Wilma Melville

Daily Point of Light # 5599 Oct 30, 2015

Meet Daily Point of Light Award honoree Wilma Melville. Read her story and nominate an outstanding volunteer or organization as a Point of Light.

wilma__murphy_blog_0.jpgWilma Melville and Murphy. Photo credit: Michael Weschler

Newly retired, Wilma Melville decided to spend time training her new German shepherd puppy, Topa, “to do something special,” she says. “I chose disaster search.”

The endeavor would eventually lead Melville to found the National Disaster Search Dog Foundation, a nonprofit dedicated to pairing dogs with first responders in highly trained teams. But, just as in a rescue attempt, obstacles lined her path.

Topa, for one, turned out not to be suited for the mission.

“I learned that you can never be certain that a puppy – no matter how well it’s trained – will have the characteristics needed to do the work,” Melville, now 82, says.

When she trained her second dog, Murphy, an adult black Labrador retriever who already had the desired traits of boldness and high energy, the results were much better. But when Murphy and Melville traveled from their home in Ojai, California, to Oklahoma City in 1995 – to help rescuers search through the rubble from a bombing that left 168 dead and hundreds injured – she found more disappointment.

Task forces arrived with no dogs, or at best pet dogs.
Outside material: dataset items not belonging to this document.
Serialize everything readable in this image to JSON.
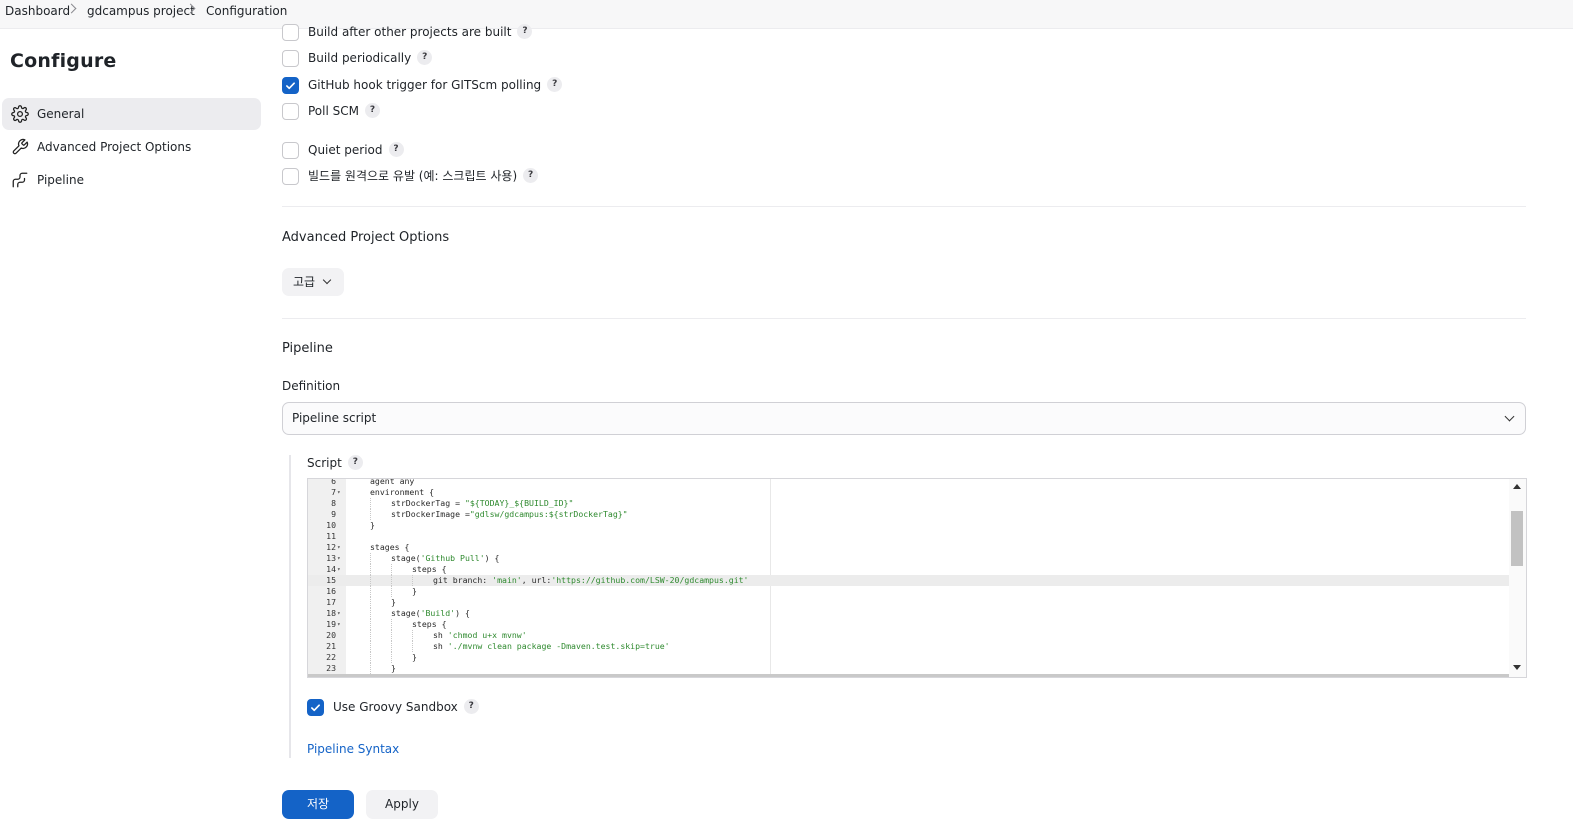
{
  "breadcrumb": {
    "items": [
      "Dashboard",
      "gdcampus project",
      "Configuration"
    ]
  },
  "sidebar": {
    "title": "Configure",
    "items": [
      {
        "label": "General",
        "icon": "gear-icon",
        "active": true
      },
      {
        "label": "Advanced Project Options",
        "icon": "wrench-icon",
        "active": false
      },
      {
        "label": "Pipeline",
        "icon": "pipeline-icon",
        "active": false
      }
    ]
  },
  "build_triggers": [
    {
      "label": "Build after other projects are built",
      "checked": false
    },
    {
      "label": "Build periodically",
      "checked": false
    },
    {
      "label": "GitHub hook trigger for GITScm polling",
      "checked": true
    },
    {
      "label": "Poll SCM",
      "checked": false
    },
    {
      "label": "Quiet period",
      "checked": false
    },
    {
      "label": "빌드를 원격으로 유발 (예: 스크립트 사용)",
      "checked": false
    }
  ],
  "advanced": {
    "title": "Advanced Project Options",
    "button_label": "고급"
  },
  "pipeline": {
    "title": "Pipeline",
    "definition_label": "Definition",
    "definition_value": "Pipeline script",
    "script_label": "Script",
    "code_lines": [
      {
        "n": "6",
        "fold": false,
        "indent": 1,
        "text": "agent any"
      },
      {
        "n": "7",
        "fold": true,
        "indent": 1,
        "text": "environment {"
      },
      {
        "n": "8",
        "fold": false,
        "indent": 2,
        "text": "strDockerTag = \"${TODAY}_${BUILD_ID}\""
      },
      {
        "n": "9",
        "fold": false,
        "indent": 2,
        "text": "strDockerImage =\"gdlsw/gdcampus:${strDockerTag}\""
      },
      {
        "n": "10",
        "fold": false,
        "indent": 1,
        "text": "}"
      },
      {
        "n": "11",
        "fold": false,
        "indent": 1,
        "text": ""
      },
      {
        "n": "12",
        "fold": true,
        "indent": 1,
        "text": "stages {"
      },
      {
        "n": "13",
        "fold": true,
        "indent": 2,
        "text": "stage('Github Pull') {"
      },
      {
        "n": "14",
        "fold": true,
        "indent": 3,
        "text": "steps {"
      },
      {
        "n": "15",
        "fold": false,
        "indent": 4,
        "text": "git branch: 'main', url:'https://github.com/LSW-20/gdcampus.git'"
      },
      {
        "n": "16",
        "fold": false,
        "indent": 3,
        "text": "}"
      },
      {
        "n": "17",
        "fold": false,
        "indent": 2,
        "text": "}"
      },
      {
        "n": "18",
        "fold": true,
        "indent": 2,
        "text": "stage('Build') {"
      },
      {
        "n": "19",
        "fold": true,
        "indent": 3,
        "text": "steps {"
      },
      {
        "n": "20",
        "fold": false,
        "indent": 4,
        "text": "sh 'chmod u+x mvnw'"
      },
      {
        "n": "21",
        "fold": false,
        "indent": 4,
        "text": "sh './mvnw clean package -Dmaven.test.skip=true'"
      },
      {
        "n": "22",
        "fold": false,
        "indent": 3,
        "text": "}"
      },
      {
        "n": "23",
        "fold": false,
        "indent": 2,
        "text": "}"
      }
    ],
    "active_line": "15",
    "sandbox_label": "Use Groovy Sandbox",
    "sandbox_checked": true,
    "syntax_link": "Pipeline Syntax"
  },
  "actions": {
    "save_label": "저장",
    "apply_label": "Apply"
  },
  "colors": {
    "accent": "#1463c7",
    "string": "#2f8a2f"
  }
}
That’s because at the time there were just 15 Federal Emergency Management Agency-certified dog search teams in the entire country, despite the fact that dogs offer a fast way to find and save humans, thanks to their superb sense of smell.

“I recognized that the system we had needed to be re-evaluated, elevated, changed for the better,” she says.

She selected three adult golden retrievers for their demonstrated energy levels and brought them to a professional trainer. Meanwhile, using her life experience in raising four sons and skills garnered during a career as a physical education teacher, she drafted a curriculum for three Sacramento firefighters. 

“The right handler needs to be a lot like the dog,” Melville says. “They need energy and perseverance, and they need to be in good physical shape. But they also need to realize that they are making a commitment that will last for the working life of the dog.”

For their first mission the three teams traveled in 1999 to help in a landslide rescue attempt in San Diego. 

“It was a terrific success and I saw that it could be replicated,” says Melville. The costs associated with locating and training appropriate dogs and firemen was initially an obstacle (about $10,000 to $15,000), but funding for the fledgling nonprofit took off once its rescue efforts at the World Trade Center received publicity.

Since then, the National Search Dog foundation has deployed about 130 search teams to places as far as Nepal, Japan and Haiti. Most teams are based in California fire departments, but they’re also installed in Florida, Nebraska, New York, Oklahoma, Pennsylvania, Texas, Utah and Virginia. 

Next up for the organization is a national training center, opening next September in Santa Paula, California. “The past twenty years have been interesting,” says Melville with a laugh. “But nothing can be as exciting to me as this!”